When last we saw the great Chinese filmmaker Zhang Yimou, he was undergoing a bit of a mid-career renaissance, writing and directing the awe-inspiring martial arts film “Hero” after previously focusing on poignant dramas. He continues on that path with “House of Flying Daggers,” yet he goes back to earlier films like “Not One Less” and “The Road Home,” too, as “Flying Daggers” is, at its heart, an emotional story about love and betrayal. In many ways, it is Yimou’s most accomplished and beautiful film.

It takes place in the 9th century A.D., in an area where the local police grapple frequently with the Flying Daggers, a secret group of vigilantes and guerrilla warriors who go about righting wrongs and fighting injustice and bringing down The Man. There is much call for the Flying Daggers, as the government is corrupt and heartless — traits that make it even less sympathetic toward underground organizations like the Flying Daggers.

Two local policemen, Jin (Takeshi Kaneshiro) and Leo (Andy Lau), get word that a member of the Flying Daggers has begun working as a courtesan at the local “entertainment house,” as it is called, so Jin goes undercover. He hopes to meet her, gain her trust, and follow her back to the Flying Daggers’ secret headquarters.

To an extent, the plan succeeds. The woman, Mei (Ziyi Zhang), who is beautiful, an expert fighter, oh, and blind since birth, is indeed a Flying Dagger. The government believes she is the daughter of the Daggers’ former leader, whom the government assassinated (which makes her especially dangerous now, should she encounter any government agents).

Mei and Jin almost immediately begin to fall in love, apparently for real, despite Jin’s ulterior motives. The romance complicates Jin’s attitude toward the operation, and so do Mei’s almost-supernatural instincts: She often detects Jin’s fellow officers lurking in the foliage as they journey to Flying Dagger headquarters, which means she and Jin have to fight them, Jin making sure to defeat but not kill his cohorts. When the federal government, apathetic toward local law enforcement officers, takes over the pursuit of Mei and the Flying Daggers, Jin’s company can no longer guarantee his safety.

As a blend of war and love, the film is not just a series of battle sequences, the way “Hero” was. When the fights do come, however, Zhang directs them with as much precision and artistry as in that earlier film. One fight takes place in a bamboo forest, with many of the maneuvers occurring at the tops of the trees, gravity boldly and beautifully defied. Even Mei’s dancing as a courtesan earns a skillful cinematographic treatment. Zhang seems to believe that there is no such thing as an unimportant shot, and that if something is going to appear in his film, it is going to be photographed with style and meaning.

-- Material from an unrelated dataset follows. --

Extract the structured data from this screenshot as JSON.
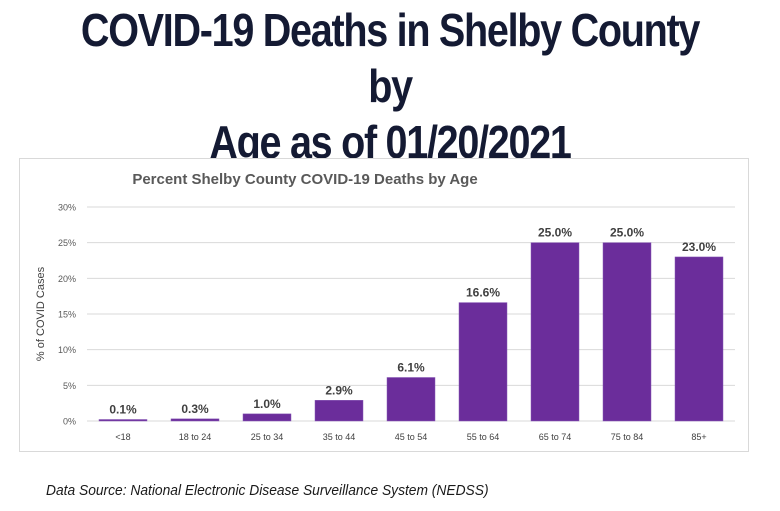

The cinematographer is named Xiaoding Zhao, and he has no prior credits listed on the Internet Movie Database. I wonder if this can be a mistake. His work in “Flying Daggers” is exquisite, often breathtaking, far more so than one would expect for someone with no previous feature-film experience.

The film begins with an autumnal feel, all gray skies and earth tones, and not the usual spring colors associated with a budding romance. The wistfulness suggests Mei and Jin are not destined for happiness together, a feeling borne out by the movie’s wintry finale. In the middle, we gradually move to the lush green colors of the bamboo forest and the Flying Daggers’ uniforms. Some of these visuals are stunning, absolutely stunning. It is not often that a movie can inspire discussion based solely on its use of color, but there you go.

The final battle, between Mei, Jin and a third character, is marked by its intentional lack of gracefulness. It is too personal now; lovers have been stabbed in the back and in the heart — in some cases literally, I might add — and the fighting takes on a brutal, bloody quality. The fighters do not fly anymore. They remain earthbound, scratching, crying and bleeding in a most non-balletic fashion. Zhang is at his most insightful here, no longer alternating between scenes of combat and scenes of love, but combining them into one stirring finale.

A- (1 hr., 58 min.; Chinese with subtitles; PG-13, a lot of violence, some of it fairly graphic, a little sexuality.)